Welcoming his son, New York-based tenor saxophonist Chico Freeman, Von allowed that he thought of all his musicians as if they were members of his family "like George Freeman ... Bettye Jean Freeman ... John Freeman ... Mike Freeman... Rob Freeman and ... Jack DeJohnette Freeman." Just then surprise guest drummer Jack DeJohnette, another former Chicagoan strolled on stage. With DeJohnette taking his place behind Raynor's drumkit, this new grouping went through a version of "Softly In A Morning Sunrise," with plenty of solo space for everyone.

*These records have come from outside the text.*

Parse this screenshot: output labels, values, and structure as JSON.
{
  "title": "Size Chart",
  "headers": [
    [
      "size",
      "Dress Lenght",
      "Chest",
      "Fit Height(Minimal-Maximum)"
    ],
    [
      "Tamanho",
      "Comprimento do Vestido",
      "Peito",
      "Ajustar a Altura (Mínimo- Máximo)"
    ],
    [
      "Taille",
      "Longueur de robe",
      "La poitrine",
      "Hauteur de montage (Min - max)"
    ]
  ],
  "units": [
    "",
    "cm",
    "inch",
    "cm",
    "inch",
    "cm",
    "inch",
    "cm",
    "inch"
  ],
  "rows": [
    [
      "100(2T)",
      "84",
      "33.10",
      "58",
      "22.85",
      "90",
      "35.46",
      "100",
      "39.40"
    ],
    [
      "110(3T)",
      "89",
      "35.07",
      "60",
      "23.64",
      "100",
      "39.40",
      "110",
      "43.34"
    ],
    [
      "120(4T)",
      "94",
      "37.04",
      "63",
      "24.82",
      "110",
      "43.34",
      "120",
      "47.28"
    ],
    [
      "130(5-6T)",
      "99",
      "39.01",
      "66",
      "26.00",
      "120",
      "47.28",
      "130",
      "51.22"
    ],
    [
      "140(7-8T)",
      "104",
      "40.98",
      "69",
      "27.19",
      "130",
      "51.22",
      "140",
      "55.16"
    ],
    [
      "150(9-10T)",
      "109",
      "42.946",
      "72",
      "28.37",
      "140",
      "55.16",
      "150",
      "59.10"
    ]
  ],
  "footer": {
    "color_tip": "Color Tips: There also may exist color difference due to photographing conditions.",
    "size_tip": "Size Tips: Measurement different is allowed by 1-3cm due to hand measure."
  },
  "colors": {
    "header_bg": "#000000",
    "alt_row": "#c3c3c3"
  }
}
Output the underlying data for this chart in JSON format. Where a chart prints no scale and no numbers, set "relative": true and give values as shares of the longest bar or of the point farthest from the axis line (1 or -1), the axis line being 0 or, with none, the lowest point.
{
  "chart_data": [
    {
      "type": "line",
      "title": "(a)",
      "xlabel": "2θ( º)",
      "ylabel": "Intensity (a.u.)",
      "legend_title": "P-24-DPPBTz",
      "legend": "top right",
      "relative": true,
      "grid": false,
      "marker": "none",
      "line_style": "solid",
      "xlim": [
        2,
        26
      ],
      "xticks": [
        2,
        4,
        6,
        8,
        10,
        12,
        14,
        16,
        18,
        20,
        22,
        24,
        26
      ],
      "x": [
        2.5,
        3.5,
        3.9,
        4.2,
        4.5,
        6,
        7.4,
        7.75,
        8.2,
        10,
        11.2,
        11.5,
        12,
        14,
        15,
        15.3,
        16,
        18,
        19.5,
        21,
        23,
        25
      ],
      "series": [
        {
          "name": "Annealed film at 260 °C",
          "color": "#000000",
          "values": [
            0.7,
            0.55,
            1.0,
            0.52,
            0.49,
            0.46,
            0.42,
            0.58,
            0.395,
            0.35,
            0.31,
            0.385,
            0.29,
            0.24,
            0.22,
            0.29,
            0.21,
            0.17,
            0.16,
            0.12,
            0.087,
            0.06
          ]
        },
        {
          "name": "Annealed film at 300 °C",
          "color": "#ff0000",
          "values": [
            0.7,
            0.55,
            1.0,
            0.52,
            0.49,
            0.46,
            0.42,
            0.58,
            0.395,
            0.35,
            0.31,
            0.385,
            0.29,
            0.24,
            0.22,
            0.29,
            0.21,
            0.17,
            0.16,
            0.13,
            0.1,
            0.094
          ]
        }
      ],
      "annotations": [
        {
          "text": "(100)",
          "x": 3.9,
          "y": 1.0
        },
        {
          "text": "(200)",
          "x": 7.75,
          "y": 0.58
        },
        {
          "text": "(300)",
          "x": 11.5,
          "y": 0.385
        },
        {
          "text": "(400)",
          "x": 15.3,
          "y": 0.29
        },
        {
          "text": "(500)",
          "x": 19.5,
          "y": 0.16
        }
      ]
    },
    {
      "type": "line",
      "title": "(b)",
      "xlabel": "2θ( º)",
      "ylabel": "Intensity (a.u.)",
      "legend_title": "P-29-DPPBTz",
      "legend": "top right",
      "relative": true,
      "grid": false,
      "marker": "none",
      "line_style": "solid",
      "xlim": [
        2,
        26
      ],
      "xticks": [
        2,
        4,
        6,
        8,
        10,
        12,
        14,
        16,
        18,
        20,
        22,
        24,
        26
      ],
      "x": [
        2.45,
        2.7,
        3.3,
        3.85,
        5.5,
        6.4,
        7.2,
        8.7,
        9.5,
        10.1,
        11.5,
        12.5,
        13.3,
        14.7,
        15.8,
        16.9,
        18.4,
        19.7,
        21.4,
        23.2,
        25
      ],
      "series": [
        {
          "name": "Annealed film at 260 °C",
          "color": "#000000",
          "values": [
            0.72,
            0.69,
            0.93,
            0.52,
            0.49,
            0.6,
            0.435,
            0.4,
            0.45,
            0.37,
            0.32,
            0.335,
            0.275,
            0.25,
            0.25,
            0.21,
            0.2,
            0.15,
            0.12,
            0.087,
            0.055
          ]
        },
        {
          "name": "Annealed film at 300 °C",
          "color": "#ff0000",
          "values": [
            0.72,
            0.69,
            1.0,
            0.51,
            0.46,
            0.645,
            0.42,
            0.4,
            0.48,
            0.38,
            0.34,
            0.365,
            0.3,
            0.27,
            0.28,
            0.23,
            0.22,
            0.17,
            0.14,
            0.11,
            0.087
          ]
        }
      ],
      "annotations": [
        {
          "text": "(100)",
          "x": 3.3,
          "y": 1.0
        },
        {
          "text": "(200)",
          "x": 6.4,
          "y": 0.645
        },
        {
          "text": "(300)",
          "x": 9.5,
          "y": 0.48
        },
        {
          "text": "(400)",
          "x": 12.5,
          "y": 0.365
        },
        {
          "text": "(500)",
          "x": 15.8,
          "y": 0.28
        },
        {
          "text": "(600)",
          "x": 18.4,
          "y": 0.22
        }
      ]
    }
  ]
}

Joined by diminutive trumpeter Brad Goode and with Young yielding his piano bench to AACM founder Jodie Christian, the group subsequently swung through "Speak Low". And that was a comment that could never be attributed to Von, who likes to keep a level of dialogue going at all times, no matter the topic.
After another tune that featured up-and-coming alto saxophonist Rudi Mahanthappa, who like Von helps organize jam sessions throughout the city, scat singer Kurt Elling, wandered on stage. Antimately waving his outstretched hands, he led the massed players through a ragged version of "Happy Birthday To You". Soon the crowd was on its feet demanding an encore as Von acknowledged the applause.
Calling for silence and joking that "the polices" would soon be called if the gathering didn't behave itself, Von graciously thanked everyone involved in his tribute, and retreated offstage playing an a cappella version of "Red Top", the old Gene Ammons hit from the 1940s.
Earlier dapper Von had confessed jocularly that "I was going to get a new suit and tie for the occasion. But then I figured doing what I did before this got me here in the first place, so why do it?"
He was right. The concert was a long overdue tribute to one of the world's many journeymen jazz musicians. These local legends are the ones who stick close to home, keeping the music alive and playing in as many situations as they can find. Freeman's distinctive, burry tone and open mind have over the years allowed him to work with stylists as disparate as Sun Ra and Horace Henderson and with innovators as notable as Charlie Parker and Muhal Richard Abahams.
Yet while the past couple of decades has finally seen his work committed to LP and CD in different settings, his ultimate legacy may be the jam sessions he led and continues to lead all over the city . Those sessions, which have been going on for more than 40 years and which have encouraged and inspired scores of young players, some of whom shared the stage with him that night, are as important as any universal fame or encyclopedia reference.